Pennick's advice is to address the situation with your family before the big event takes place.

"If you put it ahead of time and you say, Look, I'm going to bring Bob; is this going to be O.K. with you? If not, let me know, they have a choice whether to have Bob come with you, or have you not come at all," she says.

And try not to foster negative expectations. If you're already on the defensive about how your family might act toward your guest, Pennick says, you might inaccurately read into your family's actions and conversations. Give them the benefit of the doubt, and give them time to change their perceptions.

Help! We just had a death in the family, and this is the first holiday without that important person.

The temptation in this situation is to soldier on like nothing is wrong, Meinhardt said.

"But something is wrong. Someone is gone.

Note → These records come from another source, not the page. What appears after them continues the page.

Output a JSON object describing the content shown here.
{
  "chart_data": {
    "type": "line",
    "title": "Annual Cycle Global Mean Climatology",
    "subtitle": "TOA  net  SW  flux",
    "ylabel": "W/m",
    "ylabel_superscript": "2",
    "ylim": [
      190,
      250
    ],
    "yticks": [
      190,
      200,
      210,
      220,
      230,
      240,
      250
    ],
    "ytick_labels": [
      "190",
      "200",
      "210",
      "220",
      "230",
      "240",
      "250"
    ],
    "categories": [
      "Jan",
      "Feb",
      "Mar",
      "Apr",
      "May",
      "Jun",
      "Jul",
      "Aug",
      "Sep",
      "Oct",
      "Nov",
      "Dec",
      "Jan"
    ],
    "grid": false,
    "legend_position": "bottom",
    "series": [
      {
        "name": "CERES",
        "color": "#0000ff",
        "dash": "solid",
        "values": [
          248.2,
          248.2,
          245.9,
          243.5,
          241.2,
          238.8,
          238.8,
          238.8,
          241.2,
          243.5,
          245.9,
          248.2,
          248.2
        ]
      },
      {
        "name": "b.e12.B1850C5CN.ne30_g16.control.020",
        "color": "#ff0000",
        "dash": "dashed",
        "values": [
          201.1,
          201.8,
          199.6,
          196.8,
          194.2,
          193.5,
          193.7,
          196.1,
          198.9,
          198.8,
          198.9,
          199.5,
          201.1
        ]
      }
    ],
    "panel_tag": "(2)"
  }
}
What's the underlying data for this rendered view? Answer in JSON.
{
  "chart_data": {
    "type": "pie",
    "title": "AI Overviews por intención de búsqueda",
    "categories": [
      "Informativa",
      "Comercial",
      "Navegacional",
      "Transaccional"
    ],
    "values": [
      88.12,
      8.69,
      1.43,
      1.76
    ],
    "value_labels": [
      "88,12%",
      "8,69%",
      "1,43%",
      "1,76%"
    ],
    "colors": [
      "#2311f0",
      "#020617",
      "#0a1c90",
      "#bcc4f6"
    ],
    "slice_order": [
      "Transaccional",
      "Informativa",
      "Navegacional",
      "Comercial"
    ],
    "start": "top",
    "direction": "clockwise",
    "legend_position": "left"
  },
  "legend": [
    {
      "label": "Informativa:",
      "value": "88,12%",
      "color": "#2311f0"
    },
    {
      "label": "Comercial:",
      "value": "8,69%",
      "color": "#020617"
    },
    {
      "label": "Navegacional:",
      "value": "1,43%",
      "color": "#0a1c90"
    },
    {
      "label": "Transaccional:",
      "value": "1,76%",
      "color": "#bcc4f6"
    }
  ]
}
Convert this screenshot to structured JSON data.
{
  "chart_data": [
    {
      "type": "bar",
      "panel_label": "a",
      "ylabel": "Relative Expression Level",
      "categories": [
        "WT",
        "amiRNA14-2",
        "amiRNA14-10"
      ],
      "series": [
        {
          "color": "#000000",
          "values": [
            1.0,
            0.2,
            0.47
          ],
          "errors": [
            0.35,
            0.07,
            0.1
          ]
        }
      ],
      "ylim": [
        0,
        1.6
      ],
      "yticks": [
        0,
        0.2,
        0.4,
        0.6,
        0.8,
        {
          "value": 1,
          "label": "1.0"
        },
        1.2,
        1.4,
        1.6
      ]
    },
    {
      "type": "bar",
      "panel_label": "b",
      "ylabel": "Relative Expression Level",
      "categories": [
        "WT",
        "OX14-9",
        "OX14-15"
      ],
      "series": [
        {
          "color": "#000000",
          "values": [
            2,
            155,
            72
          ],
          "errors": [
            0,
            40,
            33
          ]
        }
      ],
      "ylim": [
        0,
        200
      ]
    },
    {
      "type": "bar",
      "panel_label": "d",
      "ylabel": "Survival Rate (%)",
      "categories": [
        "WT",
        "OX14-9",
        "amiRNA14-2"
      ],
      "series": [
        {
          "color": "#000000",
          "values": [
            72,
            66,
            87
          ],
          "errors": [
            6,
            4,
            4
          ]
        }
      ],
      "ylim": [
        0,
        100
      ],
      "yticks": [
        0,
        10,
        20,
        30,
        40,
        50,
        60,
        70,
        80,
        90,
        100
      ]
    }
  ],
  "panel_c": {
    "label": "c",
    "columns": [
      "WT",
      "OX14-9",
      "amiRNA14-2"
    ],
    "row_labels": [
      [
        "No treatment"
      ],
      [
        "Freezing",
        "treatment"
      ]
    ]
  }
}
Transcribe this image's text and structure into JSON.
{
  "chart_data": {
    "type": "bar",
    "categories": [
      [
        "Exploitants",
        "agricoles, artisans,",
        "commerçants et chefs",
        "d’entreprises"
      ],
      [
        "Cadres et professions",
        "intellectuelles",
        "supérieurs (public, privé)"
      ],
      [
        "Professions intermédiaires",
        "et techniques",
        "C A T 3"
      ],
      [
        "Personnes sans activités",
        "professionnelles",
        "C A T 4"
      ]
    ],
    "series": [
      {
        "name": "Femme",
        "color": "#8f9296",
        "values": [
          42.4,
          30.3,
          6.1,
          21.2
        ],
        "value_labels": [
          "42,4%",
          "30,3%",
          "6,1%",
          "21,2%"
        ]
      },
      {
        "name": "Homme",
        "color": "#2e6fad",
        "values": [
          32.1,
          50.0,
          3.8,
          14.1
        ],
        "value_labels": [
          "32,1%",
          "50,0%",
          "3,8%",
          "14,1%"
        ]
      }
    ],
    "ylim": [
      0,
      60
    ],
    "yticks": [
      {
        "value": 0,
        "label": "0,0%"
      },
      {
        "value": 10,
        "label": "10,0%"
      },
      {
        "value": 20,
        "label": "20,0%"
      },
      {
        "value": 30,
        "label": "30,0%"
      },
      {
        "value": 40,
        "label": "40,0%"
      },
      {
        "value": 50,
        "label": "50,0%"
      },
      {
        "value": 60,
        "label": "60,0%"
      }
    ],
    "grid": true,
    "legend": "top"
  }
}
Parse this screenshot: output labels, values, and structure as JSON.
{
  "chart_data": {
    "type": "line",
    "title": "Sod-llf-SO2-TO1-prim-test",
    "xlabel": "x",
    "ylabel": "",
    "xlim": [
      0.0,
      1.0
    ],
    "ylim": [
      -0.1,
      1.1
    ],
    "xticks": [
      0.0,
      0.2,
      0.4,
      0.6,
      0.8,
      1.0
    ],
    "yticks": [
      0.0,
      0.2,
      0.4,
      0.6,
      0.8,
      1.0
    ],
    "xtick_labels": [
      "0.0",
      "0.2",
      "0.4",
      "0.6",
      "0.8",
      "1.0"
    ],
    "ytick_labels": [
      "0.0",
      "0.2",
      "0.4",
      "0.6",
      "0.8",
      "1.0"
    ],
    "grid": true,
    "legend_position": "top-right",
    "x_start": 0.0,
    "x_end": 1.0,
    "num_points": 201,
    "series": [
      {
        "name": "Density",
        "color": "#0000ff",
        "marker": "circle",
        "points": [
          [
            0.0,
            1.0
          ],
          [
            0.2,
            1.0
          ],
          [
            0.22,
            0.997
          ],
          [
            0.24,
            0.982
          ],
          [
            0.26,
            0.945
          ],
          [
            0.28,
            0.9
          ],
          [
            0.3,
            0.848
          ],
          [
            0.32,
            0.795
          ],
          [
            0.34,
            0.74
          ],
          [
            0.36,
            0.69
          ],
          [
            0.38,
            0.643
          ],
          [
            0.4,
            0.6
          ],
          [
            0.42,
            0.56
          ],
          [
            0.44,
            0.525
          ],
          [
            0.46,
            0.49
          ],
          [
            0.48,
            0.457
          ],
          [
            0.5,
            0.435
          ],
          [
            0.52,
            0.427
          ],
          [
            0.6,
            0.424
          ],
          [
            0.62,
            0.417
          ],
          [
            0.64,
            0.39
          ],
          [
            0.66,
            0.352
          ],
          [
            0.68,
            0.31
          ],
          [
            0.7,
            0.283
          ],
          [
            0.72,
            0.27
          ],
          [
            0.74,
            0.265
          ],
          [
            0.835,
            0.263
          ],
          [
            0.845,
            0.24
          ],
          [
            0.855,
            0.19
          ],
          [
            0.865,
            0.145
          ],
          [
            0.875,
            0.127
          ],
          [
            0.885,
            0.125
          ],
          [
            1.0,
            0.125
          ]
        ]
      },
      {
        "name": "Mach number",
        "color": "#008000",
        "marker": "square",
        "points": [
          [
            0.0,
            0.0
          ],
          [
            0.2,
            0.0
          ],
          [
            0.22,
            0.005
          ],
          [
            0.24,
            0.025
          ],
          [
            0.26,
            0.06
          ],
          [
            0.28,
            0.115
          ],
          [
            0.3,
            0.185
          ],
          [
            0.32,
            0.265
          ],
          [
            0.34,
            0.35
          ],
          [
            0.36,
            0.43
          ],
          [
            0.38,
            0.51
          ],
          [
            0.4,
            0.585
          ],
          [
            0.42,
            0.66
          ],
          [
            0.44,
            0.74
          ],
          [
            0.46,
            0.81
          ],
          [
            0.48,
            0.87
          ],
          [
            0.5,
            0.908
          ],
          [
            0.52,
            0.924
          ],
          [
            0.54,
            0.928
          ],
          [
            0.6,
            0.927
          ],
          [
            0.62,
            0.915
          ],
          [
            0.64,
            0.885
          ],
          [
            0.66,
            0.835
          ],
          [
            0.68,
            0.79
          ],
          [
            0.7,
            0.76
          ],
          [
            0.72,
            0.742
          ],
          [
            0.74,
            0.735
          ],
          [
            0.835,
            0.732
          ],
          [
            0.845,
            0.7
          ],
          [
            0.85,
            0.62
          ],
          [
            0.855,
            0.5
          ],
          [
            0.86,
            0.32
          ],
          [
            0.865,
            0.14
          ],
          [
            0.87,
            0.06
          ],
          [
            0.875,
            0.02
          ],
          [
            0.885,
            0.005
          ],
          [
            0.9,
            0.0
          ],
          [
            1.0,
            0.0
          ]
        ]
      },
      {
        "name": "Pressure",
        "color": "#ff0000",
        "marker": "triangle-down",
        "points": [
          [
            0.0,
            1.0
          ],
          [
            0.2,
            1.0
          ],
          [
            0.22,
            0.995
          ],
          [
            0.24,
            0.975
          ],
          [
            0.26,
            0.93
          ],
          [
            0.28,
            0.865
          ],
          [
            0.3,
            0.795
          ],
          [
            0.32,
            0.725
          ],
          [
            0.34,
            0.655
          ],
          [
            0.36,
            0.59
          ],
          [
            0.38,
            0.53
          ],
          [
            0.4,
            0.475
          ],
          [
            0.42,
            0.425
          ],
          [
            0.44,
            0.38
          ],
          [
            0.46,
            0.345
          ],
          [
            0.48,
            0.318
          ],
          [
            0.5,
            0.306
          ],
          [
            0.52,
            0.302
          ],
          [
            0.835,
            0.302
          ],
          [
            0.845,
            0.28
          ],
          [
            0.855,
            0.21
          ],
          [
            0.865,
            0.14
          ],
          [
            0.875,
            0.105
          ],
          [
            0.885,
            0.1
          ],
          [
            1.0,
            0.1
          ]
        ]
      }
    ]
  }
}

Pretending like that's not true will only deepen the pain," she said. "Acknowledging the deceased family member is difficult, but necessary for healing."

Perhaps each family member could share a favorite holiday memory of the deceased, she said, or maybe the family could begin a new tradition in his or her honor, like making Christmas cookies using that person's cookie cutters.

Pennick said sometimes family members can get carried away trying to make everything perfect for those who are grieving.

"They'll say, We're going to make it really special this year because Mom's grieving, or Don't mention Dad because it will upset Mom," Pennick said.

Instead, you can ask the family members closest to the deceased person what they are comfortable with, or what would be nice for them at the holiday gathering.

"You could say, Mom, who do you think should put the star on the tree since that was something Dad always did?" Pennick suggests.

Meinhardt recommends trying to be open with the family about their grief and if you do, others may join in, turning a time of avoidance of pain into a time of healing.

"The burden of grief is easier carried together than alone," she said.

Help! Trying to make the holidays enjoyable for my family always stresses me out!

This holiday season, try something new: Just say no! Pennick says overdoing it is a common cause of stress at the holidays, whether it's spending too much, eating too much, doing too much or trying to make things perfect for everyone else.

"Lower your expectations for yourself," she says. "If you need help, find help. Hire somebody to help if you've got a big event coming up. Ask people to bring things so it's not all on you. Trying to be the perfect host, the perfect mom it's going to backfire and you're not going to enjoy the holidays."

Don't skip self-care during the holiday season; try not to overdrink, overeat, overspend and overcommit. And keep your sense of humor.

"Be realistic and don't take things too seriously," Pennick says. "Enjoy the holidays instead of making it an ordeal."